All of this creates giant roadblocks for actually achieving your own pleasure. I finally accepted that I DESERVE pleasure and it doesn’t matter if people agree with what gives it to me. And I don’t have to agree with their choices. Pleasure is experienced on a personal level and you have a right to choose your own. I’d actually go as far as to say that being true to your pleasure should be your duty IF you want to be happy and nurture self-love! In my post about Pleasure in my Law of Attraction in Action series, I discussed how important finding your pleasure is in order to attract more.

Everyone is entitled to their own pleasure, even if people disagree with what gives you yours.

For example, I LOVE traveling solo. I was once planning a trip to London and someone I was friendly with want to come with me, insisting that I’d have more fun if we went together. Her main idea of pleasure was going to London with me and indulging in the partying nightlife. Mine was spending time enjoying the city during the day, going to bed early and getting up to spend time in one of my favorite cities. She couldn’t understand why I didn’t want to have her come along and thought my attitude was boring. She actually tried to shame me into relenting.

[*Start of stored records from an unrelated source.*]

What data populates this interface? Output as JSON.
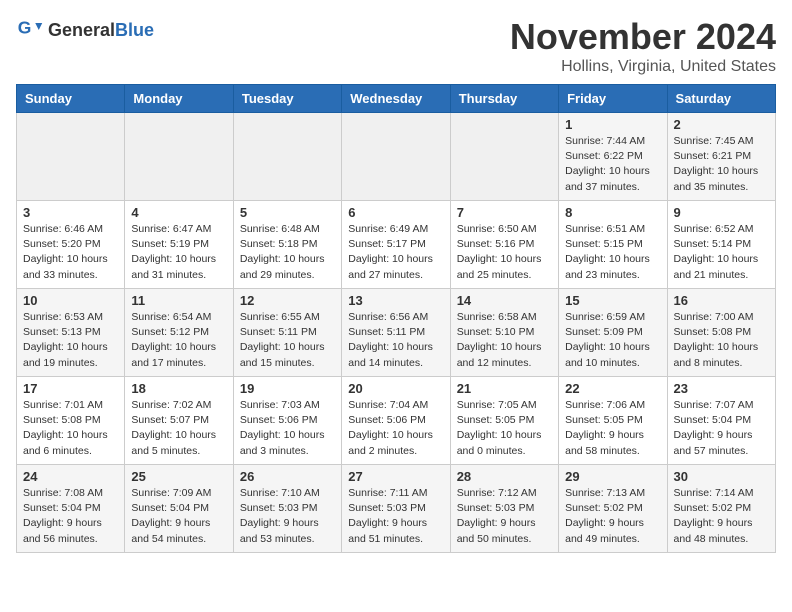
{
  "logo": {
    "general": "General",
    "blue": "Blue"
  },
  "title": "November 2024",
  "subtitle": "Hollins, Virginia, United States",
  "days_header": [
    "Sunday",
    "Monday",
    "Tuesday",
    "Wednesday",
    "Thursday",
    "Friday",
    "Saturday"
  ],
  "weeks": [
    [
      {
        "day": "",
        "info": ""
      },
      {
        "day": "",
        "info": ""
      },
      {
        "day": "",
        "info": ""
      },
      {
        "day": "",
        "info": ""
      },
      {
        "day": "",
        "info": ""
      },
      {
        "day": "1",
        "info": "Sunrise: 7:44 AM\nSunset: 6:22 PM\nDaylight: 10 hours\nand 37 minutes."
      },
      {
        "day": "2",
        "info": "Sunrise: 7:45 AM\nSunset: 6:21 PM\nDaylight: 10 hours\nand 35 minutes."
      }
    ],
    [
      {
        "day": "3",
        "info": "Sunrise: 6:46 AM\nSunset: 5:20 PM\nDaylight: 10 hours\nand 33 minutes."
      },
      {
        "day": "4",
        "info": "Sunrise: 6:47 AM\nSunset: 5:19 PM\nDaylight: 10 hours\nand 31 minutes."
      },
      {
        "day": "5",
        "info": "Sunrise: 6:48 AM\nSunset: 5:18 PM\nDaylight: 10 hours\nand 29 minutes."
      },
      {
        "day": "6",
        "info": "Sunrise: 6:49 AM\nSunset: 5:17 PM\nDaylight: 10 hours\nand 27 minutes."
      },
      {
        "day": "7",
        "info": "Sunrise: 6:50 AM\nSunset: 5:16 PM\nDaylight: 10 hours\nand 25 minutes."
      },
      {
        "day": "8",
        "info": "Sunrise: 6:51 AM\nSunset: 5:15 PM\nDaylight: 10 hours\nand 23 minutes."
      },
      {
        "day": "9",
        "info": "Sunrise: 6:52 AM\nSunset: 5:14 PM\nDaylight: 10 hours\nand 21 minutes."
      }
    ],
    [
      {
        "day": "10",
        "info": "Sunrise: 6:53 AM\nSunset: 5:13 PM\nDaylight: 10 hours\nand 19 minutes."
      },
      {
        "day": "11",
        "info": "Sunrise: 6:54 AM\nSunset: 5:12 PM\nDaylight: 10 hours\nand 17 minutes."
      },
      {
        "day": "12",
        "info": "Sunrise: 6:55 AM\nSunset: 5:11 PM\nDaylight: 10 hours\nand 15 minutes."
      },
      {
        "day": "13",
        "info": "Sunrise: 6:56 AM\nSunset: 5:11 PM\nDaylight: 10 hours\nand 14 minutes."
      },
      {
        "day": "14",
        "info": "Sunrise: 6:58 AM\nSunset: 5:10 PM\nDaylight: 10 hours\nand 12 minutes."
      },
      {
        "day": "15",
        "info": "Sunrise: 6:59 AM\nSunset: 5:09 PM\nDaylight: 10 hours\nand 10 minutes."
      },
      {
        "day": "16",
        "info": "Sunrise: 7:00 AM\nSunset: 5:08 PM\nDaylight: 10 hours\nand 8 minutes."
      }
    ],
    [
      {
        "day": "17",
        "info": "Sunrise: 7:01 AM\nSunset: 5:08 PM\nDaylight: 10 hours\nand 6 minutes."
      },
      {
        "day": "18",
        "info": "Sunrise: 7:02 AM\nSunset: 5:07 PM\nDaylight: 10 hours\nand 5 minutes."
      },
      {
        "day": "19",
        "info": "Sunrise: 7:03 AM\nSunset: 5:06 PM\nDaylight: 10 hours\nand 3 minutes."
      },
      {
        "day": "20",
        "info": "Sunrise: 7:04 AM\nSunset: 5:06 PM\nDaylight: 10 hours\nand 2 minutes."
      },
      {
        "day": "21",
        "info": "Sunrise: 7:05 AM\nSunset: 5:05 PM\nDaylight: 10 hours\nand 0 minutes."
      },
      {
        "day": "22",
        "info": "Sunrise: 7:06 AM\nSunset: 5:05 PM\nDaylight: 9 hours\nand 58 minutes."
      },
      {
        "day": "23",
        "info": "Sunrise: 7:07 AM\nSunset: 5:04 PM\nDaylight: 9 hours\nand 57 minutes."
      }
    ],
    [
      {
        "day": "24",
        "info": "Sunrise: 7:08 AM\nSunset: 5:04 PM\nDaylight: 9 hours\nand 56 minutes."
      },
      {
        "day": "25",
        "info": "Sunrise: 7:09 AM\nSunset: 5:04 PM\nDaylight: 9 hours\nand 54 minutes."
      },
      {
        "day": "26",
        "info": "Sunrise: 7:10 AM\nSunset: 5:03 PM\nDaylight: 9 hours\nand 53 minutes."
      },
      {
        "day": "27",
        "info": "Sunrise: 7:11 AM\nSunset: 5:03 PM\nDaylight: 9 hours\nand 51 minutes."
      },
      {
        "day": "28",
        "info": "Sunrise: 7:12 AM\nSunset: 5:03 PM\nDaylight: 9 hours\nand 50 minutes."
      },
      {
        "day": "29",
        "info": "Sunrise: 7:13 AM\nSunset: 5:02 PM\nDaylight: 9 hours\nand 49 minutes."
      },
      {
        "day": "30",
        "info": "Sunrise: 7:14 AM\nSunset: 5:02 PM\nDaylight: 9 hours\nand 48 minutes."
      }
    ]
  ]
}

In the old days I’d have gone with her and partied. This time I wished her luck in finding someone who shared her pleasure because I didn’t. And I knew it was perfectly okay and didn’t feel guilty or weird for chasing day fun over night fun. I often joke with people that I’m a very boring person since I prefer simple pleasure like exploring a city on foot, hiking, sitting in outdoor cafes and writing, and maintaining a healthy lifestyle over going out drinking, staying up late, sleeping in late, etc. My lifestyle is based on my strong self-love, which is strengthened with healthy living.

That doesn’t mean that your self-love can’t include a wilder lifestyle if that’s your pleasure.

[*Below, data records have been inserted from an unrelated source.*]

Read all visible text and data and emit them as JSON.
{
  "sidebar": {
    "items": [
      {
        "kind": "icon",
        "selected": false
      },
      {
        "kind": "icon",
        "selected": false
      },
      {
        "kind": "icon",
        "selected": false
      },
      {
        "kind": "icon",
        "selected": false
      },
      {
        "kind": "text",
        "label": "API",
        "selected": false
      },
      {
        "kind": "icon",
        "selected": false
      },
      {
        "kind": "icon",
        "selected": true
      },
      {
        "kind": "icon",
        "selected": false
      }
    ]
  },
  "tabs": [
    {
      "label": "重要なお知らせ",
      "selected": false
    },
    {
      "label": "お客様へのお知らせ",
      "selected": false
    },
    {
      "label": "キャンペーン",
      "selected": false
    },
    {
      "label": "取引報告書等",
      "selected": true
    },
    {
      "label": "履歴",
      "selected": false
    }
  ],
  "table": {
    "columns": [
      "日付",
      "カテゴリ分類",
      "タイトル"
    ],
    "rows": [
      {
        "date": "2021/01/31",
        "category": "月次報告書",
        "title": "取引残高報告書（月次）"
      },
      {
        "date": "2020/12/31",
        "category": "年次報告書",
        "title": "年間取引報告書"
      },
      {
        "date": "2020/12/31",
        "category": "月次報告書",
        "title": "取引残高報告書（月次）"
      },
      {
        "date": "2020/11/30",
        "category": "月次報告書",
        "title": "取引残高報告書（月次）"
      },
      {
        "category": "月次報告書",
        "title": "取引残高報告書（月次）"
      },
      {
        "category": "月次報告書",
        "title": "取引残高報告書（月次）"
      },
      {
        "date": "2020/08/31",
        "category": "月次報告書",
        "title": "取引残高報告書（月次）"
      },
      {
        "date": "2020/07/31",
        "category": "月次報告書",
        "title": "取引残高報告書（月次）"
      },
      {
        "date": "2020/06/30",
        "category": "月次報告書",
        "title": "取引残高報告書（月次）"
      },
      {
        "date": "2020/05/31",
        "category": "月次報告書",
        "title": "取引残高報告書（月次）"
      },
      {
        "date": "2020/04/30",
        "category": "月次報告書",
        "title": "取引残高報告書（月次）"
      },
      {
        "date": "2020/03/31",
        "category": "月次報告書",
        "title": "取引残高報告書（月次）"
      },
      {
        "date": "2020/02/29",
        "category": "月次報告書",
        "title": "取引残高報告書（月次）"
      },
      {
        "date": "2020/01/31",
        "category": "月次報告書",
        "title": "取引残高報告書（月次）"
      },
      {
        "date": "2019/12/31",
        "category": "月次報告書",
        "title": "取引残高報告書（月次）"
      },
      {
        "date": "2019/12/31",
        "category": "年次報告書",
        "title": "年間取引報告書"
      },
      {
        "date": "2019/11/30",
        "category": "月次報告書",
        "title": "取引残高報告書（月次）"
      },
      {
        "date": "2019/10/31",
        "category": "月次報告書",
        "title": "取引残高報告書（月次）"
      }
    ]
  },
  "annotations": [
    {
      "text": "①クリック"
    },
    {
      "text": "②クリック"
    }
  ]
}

The important thing is to identify what gives you pleasure and be true to it no matter who disagrees with your choices. I’m writing this from a park and feeling great pleasure in being outdoors on a nice day writing. Writing is one of my biggest pleasures. Others might think it’s ridiculous but I don’t care a hoot anymore! MY pleasure is what counts. Of course I compromise on where I go when I’m out with others but won’t go along with something I don’t like at all.

Own what gives you pleasure, even if everyone around you doesn’t understand it. It’s YOURS to enjoy! Respect your right to do so. Your happiness depends on it!